Now there isn't a single Arby's in the Emerald City.
This is an outrage! I'm crestfallen, distraught, inconsolable. Don't even try to console me.
The scene in which I discovered this was as sad as they get. I waited in the drive-thru for days, repeatedly trying to place my order as my voice gradually broke into a hoarse whisper. When no answer came, I parked and laid down next to the building like a dog expecting its owner to come home. But it was not to be.
Oh sure, there's still an Arby's in Redmond and Burien and Kent. If you live in Lynnwood or Bremerton or Everett you can still mosey on down and get yourself some thinly sliced beef drenched in zesty Horsey Sauce and bright orange cheese. Tacoma has three of them for the love of God.
Must be nice.
Here in Seattle, though, we're fresh out. If you desperately put your zip code into Arby's location finder online not a single Seattle pin will show up. You may ask: Why can't I just head to one of these other nearby cities instead and grab some Arby's? Because it's not the same.
Every time I ventured to Arby's it was via the drive-thru. Much as I loved it, I couldn't bring myself to actually eat inside in public, as eating fast food is a shameful act that must be done in the privacy of one's home with the shades drawn.
So if I made the trip to one of the above cities, I'd have two miserable options: get drive-thru and have cold food upon arriving at home, or undergo the most wretched human experience known to mankind: eating in my car in the Arby's parking lot. Sure I've done it, but it took a piece of my soul.
Losing a franchise like Arby's is an isolating emotion, because now I feel even less connected to my fellow Seattleites, who didn't visit Arby's enough to sustain even one single location. If Arby's can't survive in this fair city, what chance do I have?

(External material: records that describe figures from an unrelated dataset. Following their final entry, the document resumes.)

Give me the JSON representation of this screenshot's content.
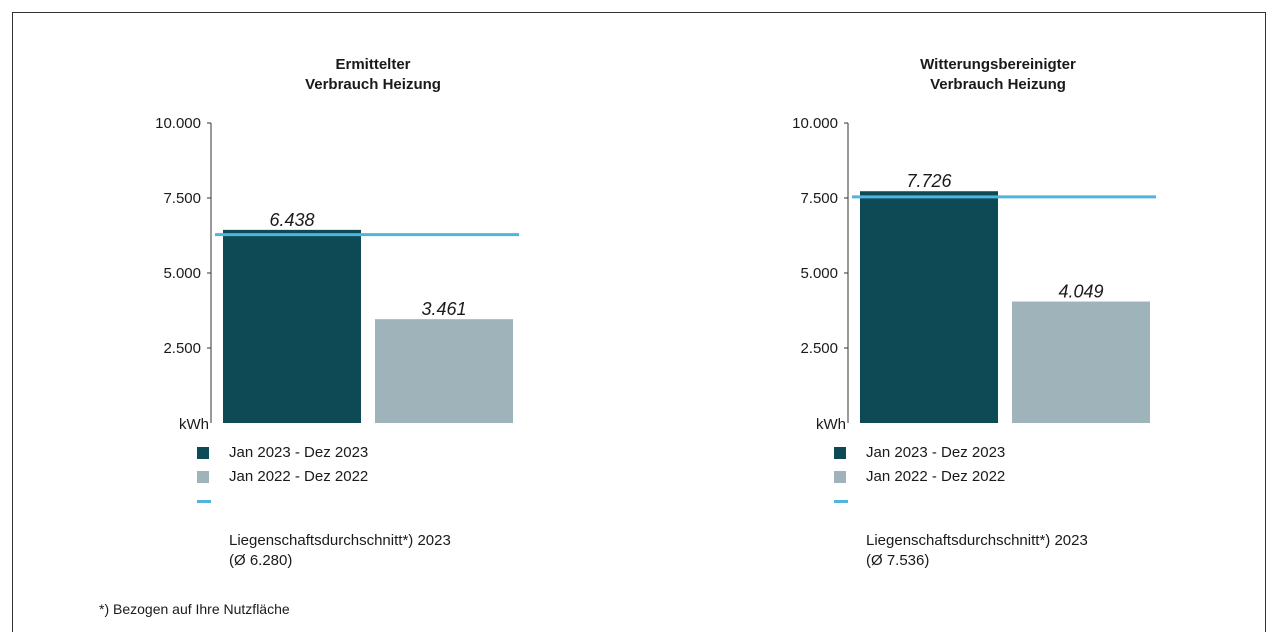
{
  "colors": {
    "current": "#0d4a55",
    "previous": "#9fb3bb",
    "average": "#4fb4de",
    "axis": "#333333"
  },
  "chart_data": [
    {
      "type": "bar",
      "title": "Ermittelter\nVerbrauch Heizung",
      "ylabel": "kWh",
      "ylim": [
        0,
        10000
      ],
      "yticks": [
        2500,
        5000,
        7500,
        10000
      ],
      "ytick_labels": [
        "2.500",
        "5.000",
        "7.500",
        "10.000"
      ],
      "categories": [
        "Jan 2023 - Dez 2023",
        "Jan 2022 - Dez 2022"
      ],
      "values": [
        6438,
        3461
      ],
      "value_labels": [
        "6.438",
        "3.461"
      ],
      "reference_line": {
        "value": 6280
      },
      "legend": [
        {
          "label": "Jan 2023 - Dez 2023",
          "marker": "square"
        },
        {
          "label": "Jan 2022 - Dez 2022",
          "marker": "square"
        },
        {
          "label": "Liegenschaftsdurchschnitt*) 2023\n(Ø 6.280)",
          "marker": "line"
        }
      ]
    },
    {
      "type": "bar",
      "title": "Witterungsbereinigter\nVerbrauch Heizung",
      "ylabel": "kWh",
      "ylim": [
        0,
        10000
      ],
      "yticks": [
        2500,
        5000,
        7500,
        10000
      ],
      "ytick_labels": [
        "2.500",
        "5.000",
        "7.500",
        "10.000"
      ],
      "categories": [
        "Jan 2023 - Dez 2023",
        "Jan 2022 - Dez 2022"
      ],
      "values": [
        7726,
        4049
      ],
      "value_labels": [
        "7.726",
        "4.049"
      ],
      "reference_line": {
        "value": 7536
      },
      "legend": [
        {
          "label": "Jan 2023 - Dez 2023",
          "marker": "square"
        },
        {
          "label": "Jan 2022 - Dez 2022",
          "marker": "square"
        },
        {
          "label": "Liegenschaftsdurchschnitt*) 2023\n(Ø 7.536)",
          "marker": "line"
        }
      ]
    }
  ],
  "footnote": "*) Bezogen auf Ihre Nutzfläche"
}
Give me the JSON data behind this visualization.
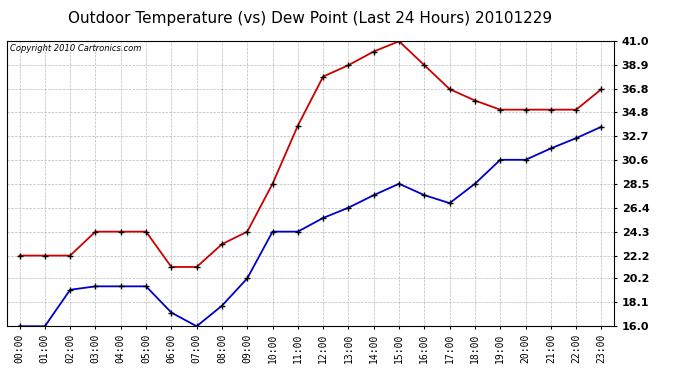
{
  "title": "Outdoor Temperature (vs) Dew Point (Last 24 Hours) 20101229",
  "copyright": "Copyright 2010 Cartronics.com",
  "x_labels": [
    "00:00",
    "01:00",
    "02:00",
    "03:00",
    "04:00",
    "05:00",
    "06:00",
    "07:00",
    "08:00",
    "09:00",
    "10:00",
    "11:00",
    "12:00",
    "13:00",
    "14:00",
    "15:00",
    "16:00",
    "17:00",
    "18:00",
    "19:00",
    "20:00",
    "21:00",
    "22:00",
    "23:00"
  ],
  "temp_data": [
    22.2,
    22.2,
    22.2,
    24.3,
    24.3,
    24.3,
    21.2,
    21.2,
    23.2,
    24.3,
    28.5,
    33.6,
    37.9,
    38.9,
    40.1,
    41.0,
    38.9,
    36.8,
    35.8,
    35.0,
    35.0,
    35.0,
    35.0,
    36.8
  ],
  "dew_data": [
    16.0,
    16.0,
    19.2,
    19.5,
    19.5,
    19.5,
    17.2,
    16.0,
    17.8,
    20.2,
    24.3,
    24.3,
    25.5,
    26.4,
    27.5,
    28.5,
    27.5,
    26.8,
    28.5,
    30.6,
    30.6,
    31.6,
    32.5,
    33.5
  ],
  "temp_color": "#cc0000",
  "dew_color": "#0000cc",
  "bg_color": "#ffffff",
  "plot_bg_color": "#ffffff",
  "grid_color": "#aaaaaa",
  "y_min": 16.0,
  "y_max": 41.0,
  "y_ticks": [
    16.0,
    18.1,
    20.2,
    22.2,
    24.3,
    26.4,
    28.5,
    30.6,
    32.7,
    34.8,
    36.8,
    38.9,
    41.0
  ],
  "title_fontsize": 11,
  "tick_fontsize": 7,
  "ytick_fontsize": 8,
  "copyright_fontsize": 6,
  "linewidth": 1.3,
  "markersize": 3
}
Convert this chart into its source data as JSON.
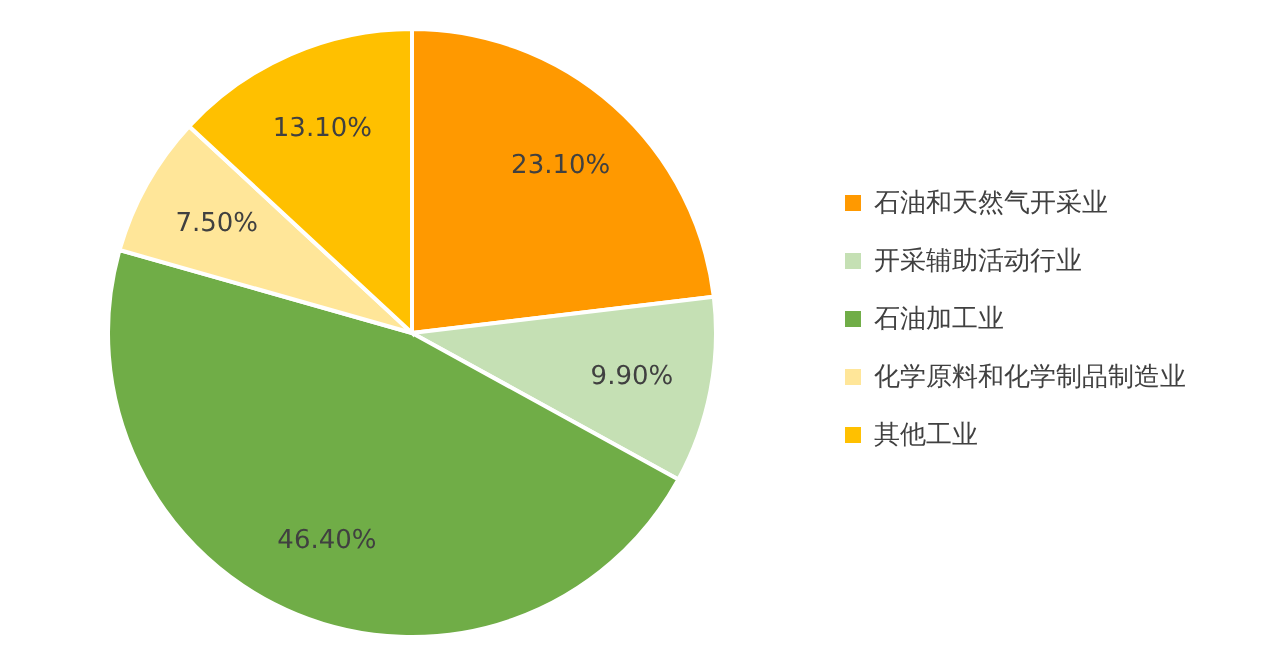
{
  "chart_data": {
    "type": "pie",
    "categories": [
      "石油和天然气开采业",
      "开采辅助活动行业",
      "石油加工业",
      "化学原料和化学制品制造业",
      "其他工业"
    ],
    "values": [
      23.1,
      9.9,
      46.4,
      7.5,
      13.1
    ],
    "colors": [
      "#ff9900",
      "#c5e0b4",
      "#70ad47",
      "#ffe699",
      "#ffc000"
    ],
    "value_labels": [
      "23.10%",
      "9.90%",
      "46.40%",
      "7.50%",
      "13.10%"
    ],
    "legend": "right"
  }
}
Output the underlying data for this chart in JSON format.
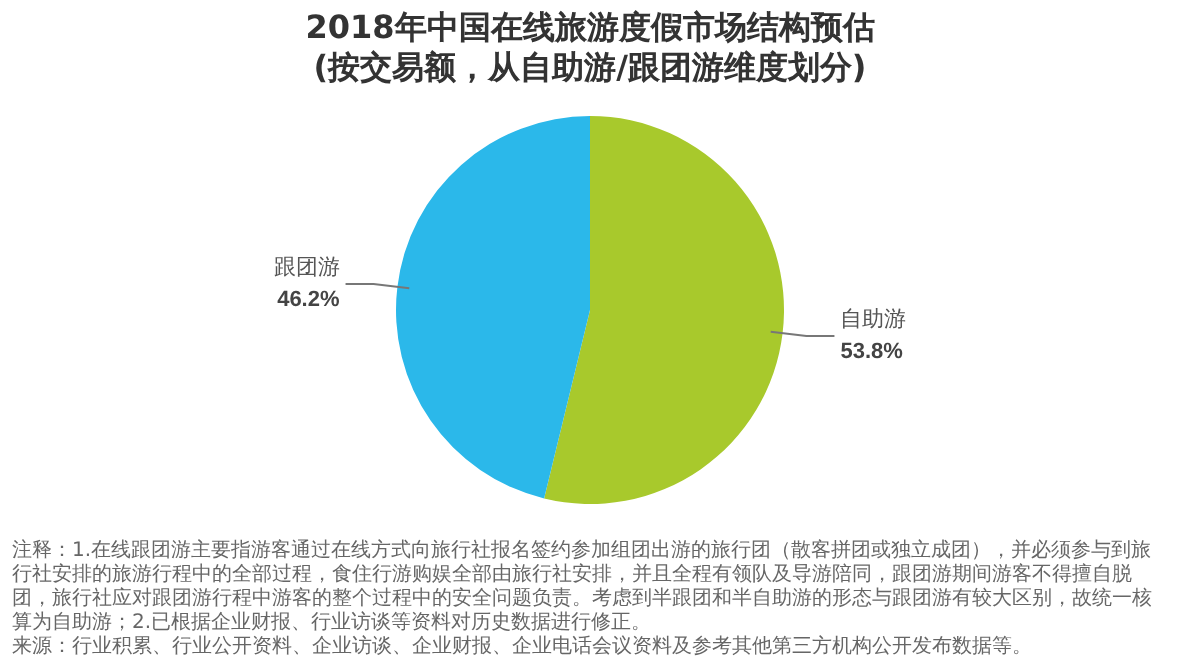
{
  "chart_data": {
    "type": "pie",
    "title": "2018年中国在线旅游度假市场结构预估\n(按交易额，从自助游/跟团游维度划分)",
    "categories": [
      "自助游",
      "跟团游"
    ],
    "values": [
      53.8,
      46.2
    ],
    "value_labels": [
      "53.8%",
      "46.2%"
    ],
    "colors": [
      "#a8c92c",
      "#2bb8ea"
    ],
    "legend": false,
    "annotations": [
      "注释：1.在线跟团游主要指游客通过在线方式向旅行社报名签约参加组团出游的旅行团（散客拼团或独立成团），并必须参与到旅行社安排的旅游行程中的全部过程，食住行游购娱全部由旅行社安排，并且全程有领队及导游陪同，跟团游期间游客不得擅自脱团，旅行社应对跟团游行程中游客的整个过程中的安全问题负责。考虑到半跟团和半自助游的形态与跟团游有较大区别，故统一核算为自助游；2.已根据企业财报、行业访谈等资料对历史数据进行修正。",
      "来源：行业积累、行业公开资料、企业访谈、企业财报、企业电话会议资料及参考其他第三方机构公开发布数据等。"
    ]
  }
}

My heart aches for you, Arby's, and not just because of the cholesterol. I will miss your cowboy hat sign lighting up the night sky, your physics-defying curly fries, and your endless piles of beef. As the bloody, national burger wars rage between McDonald's and Wendy's and Burger King, there was always Arby's - never flashy nor faddish, humbly slicing a bit of America onto toasted sesame seed buns.
So long, my meaty friend. Pretty sure I have an Arby's sauce packet on the floor of my car somewhere, and when I find it, I'm going to pour one out for you.